Sartre makes that point clearly by associating freedom with negation. He even calls the agency Le Neant. British philosopher Alfred North Whitehead also argues that novelty (i.e. a unique actual entity or event) begins with a critical assessment of the Actual World, i.e. things as they are, the status quo ante


Concrescence starts with a rejection of that Actual World in the  active pursuit (‘project’) of the Eternal Values (Beauty, Truth, Justice) that constitute the essence of Alpha and Omega. These Values are Being itself and so they constitute the topology of Delta, permitting the emergence of Order in an otherwise chaotic medium.


Moon et al. describe the immanence of Alpha/Omega in Delta as ‘fine tuning’. Think radio. The ‘tuner’ enables the set to unscramble the chaotic EM spectrum revealing islands of order, i.e. signals, limited in space, time and quality, by noise, i.e. entropy.


These islands do not take from or add to their chaotic medium; their existence is ephemeral but nonetheless significant. They constitute the world as we know it. Which of course makes Shakespeare the greatest of all philosophers:


Our revels now are ended. These, our actors, as I foretold you, were all spirits and are melted into air, into thin air; and—like the baseless fabric of this vision— the cloud-capped towers, the gorgeous palaces, the solemn temples, the great globe itself, yea, all which it inherit, shall dissolve, and like this insubstantial pageant faded, leave not a rack behind. We are such stuff as dreams are made on…” (The Tempest


You and I and everything we know will ‘melt into thin air…dissolve and…leave not a rack behind’. We are the image and likeness of Alpha and Omega in Delta.


And now, at last, it’s time for  Proust. (Did you forget or have you been waiting patiently?) In Remembrance of Things Past, he demonstrates that time and place are epiphenomenal. Pattern (Buber’s ‘relationship’) is substructural. “At the foundation is the Logos.” (John 1: 1) 

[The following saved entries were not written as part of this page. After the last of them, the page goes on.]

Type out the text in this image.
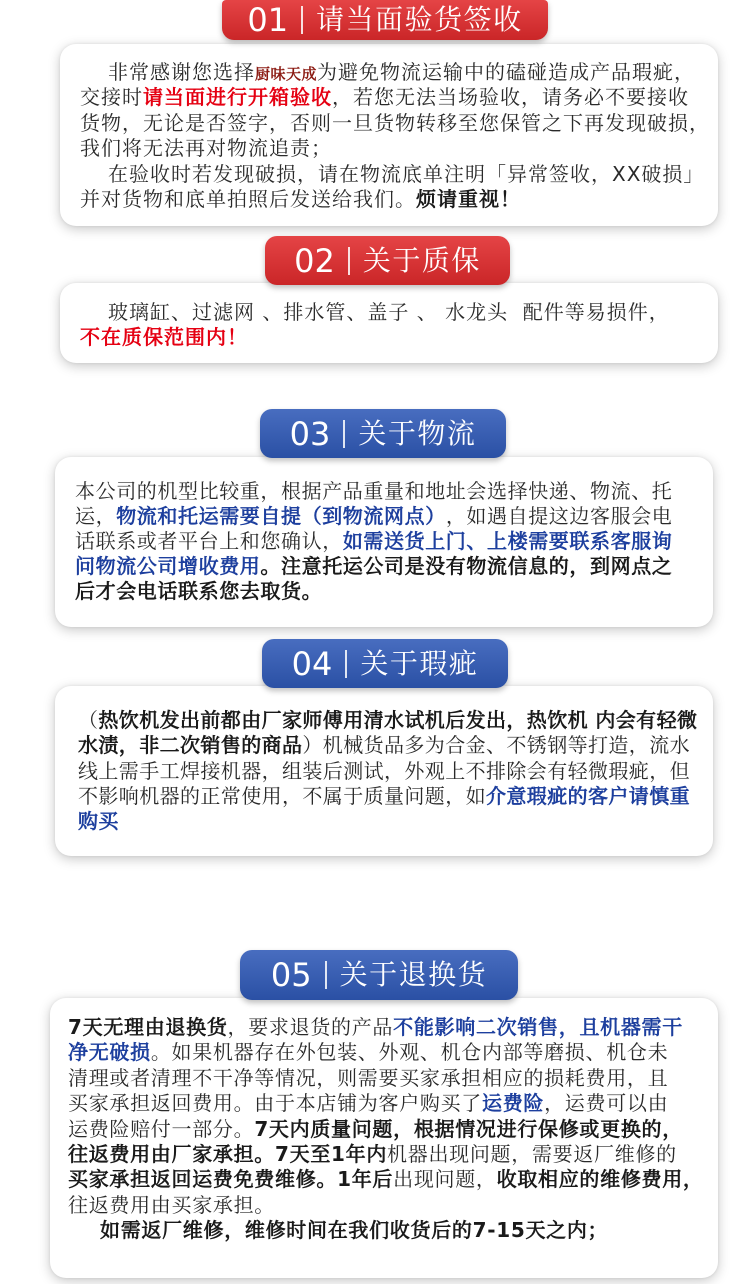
非常感谢您选择 厨味天成 为避免物流运输中的磕碰造成产品瑕疵，
交接时 请当面进行开箱验收 ，若您无法当场验收，请务必不要接收
货物，无论是否签字，否则一旦货物转移至您保管之下再发现破损，
我们将无法再对物流追责；
在验收时若发现破损，请在物流底单注明「异常签收，XX破损」
并对货物和底单拍照后发送给我们。 烦请重视！
01 请当面验货签收
玻璃缸、过滤网 、排水管、盖子 、 水龙头  配件等易损件，
不在质保范围内！
02 关于质保
本公司的机型比较重，根据产品重量和地址会选择快递、物流、托
运， 物流和托运需要自提（到物流网点） ，如遇自提这边客服会电
话联系或者平台上和您确认， 如需送货上门、上楼需要联系客服询
问物流公司增收费用 。注意托运公司是没有物流信息的，到网点之
后才会电话联系您去取货。
03 关于物流
（ 热饮机发出前都由厂家师傅用清水试机后发出，热饮机 内会有轻微
水渍，非二次销售的商品 ）机械货品多为合金、不锈钢等打造，流水
线上需手工焊接机器，组装后测试，外观上不排除会有轻微瑕疵，但
不影响机器的正常使用，不属于质量问题，如 介意瑕疵的客户请慎重
购买
04 关于瑕疵
7天无理由退换货 ，要求退货的产品 不能影响二次销售，且机器需干
净无破损 。如果机器存在外包装、外观、机仓内部等磨损、机仓未
清理或者清理不干净等情况，则需要买家承担相应的损耗费用，且
买家承担返回费用。由于本店铺为客户购买了 运费险 ，运费可以由
运费险赔付一部分。 7天内质量问题，根据情况进行保修或更换的，
往返费用由厂家承担。7天至1年内 机器出现问题，需要返厂维修的
买家承担返回运费免费维修。1年后 出现问题， 收取相应的维修费用，
往返费用由买家承担。
如需返厂维修，维修时间在我们收货后的7-15天之内；
05 关于退换货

When Proust experiences the same pattern of sensations in France that he had previously experienced in Italy, he is instantly co-located, obliterating space and time. There is one event, bilocated in time and space.

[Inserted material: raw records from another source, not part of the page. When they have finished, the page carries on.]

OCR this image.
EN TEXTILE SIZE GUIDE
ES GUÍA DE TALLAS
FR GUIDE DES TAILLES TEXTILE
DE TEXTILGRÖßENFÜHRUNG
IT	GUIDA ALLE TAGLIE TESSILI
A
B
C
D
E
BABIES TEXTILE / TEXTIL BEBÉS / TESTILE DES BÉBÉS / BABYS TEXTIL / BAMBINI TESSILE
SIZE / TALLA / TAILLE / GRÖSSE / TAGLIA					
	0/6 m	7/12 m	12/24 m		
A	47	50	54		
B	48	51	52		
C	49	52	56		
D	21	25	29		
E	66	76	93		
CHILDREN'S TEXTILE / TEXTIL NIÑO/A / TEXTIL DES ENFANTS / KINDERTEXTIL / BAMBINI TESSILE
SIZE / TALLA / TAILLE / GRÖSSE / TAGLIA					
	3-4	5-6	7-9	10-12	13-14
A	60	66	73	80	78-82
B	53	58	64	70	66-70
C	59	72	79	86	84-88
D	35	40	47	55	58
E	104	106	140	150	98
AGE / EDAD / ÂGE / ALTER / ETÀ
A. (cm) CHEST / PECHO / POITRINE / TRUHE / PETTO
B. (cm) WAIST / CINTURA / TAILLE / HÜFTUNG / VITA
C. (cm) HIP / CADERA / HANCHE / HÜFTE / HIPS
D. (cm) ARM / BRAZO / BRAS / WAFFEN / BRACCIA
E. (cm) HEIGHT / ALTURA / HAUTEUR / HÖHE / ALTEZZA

Odd? Not at all! It’s the norm. Think of ‘entangled’ particles (John Bell).


Now, when the ‘image’ that we are in Delta, resonates with the Eternal Values immanent in Alpha and Omega, we are instantly co-located in the Garden of Eden (Alpha) and in the Kingdom of Heaven (Omega). This is the meaning of Salvation and Redemption. This is eternal life. 


***

States of Mind II: Those Who Go (1911) by Umberto Boccioni portrays travelers departing by train, rendered in fragmented, swirling forms that capture the emotional turbulence of leaving. The sharp diagonals and fractured faces convey both anxiety and anticipation, suggesting movement that is physical, psychological, and existential. Through Futurist dynamism, Boccioni turns the act of departure into a powerful symbol of modern mobility and the uncertain freedom found in moving toward the unknown.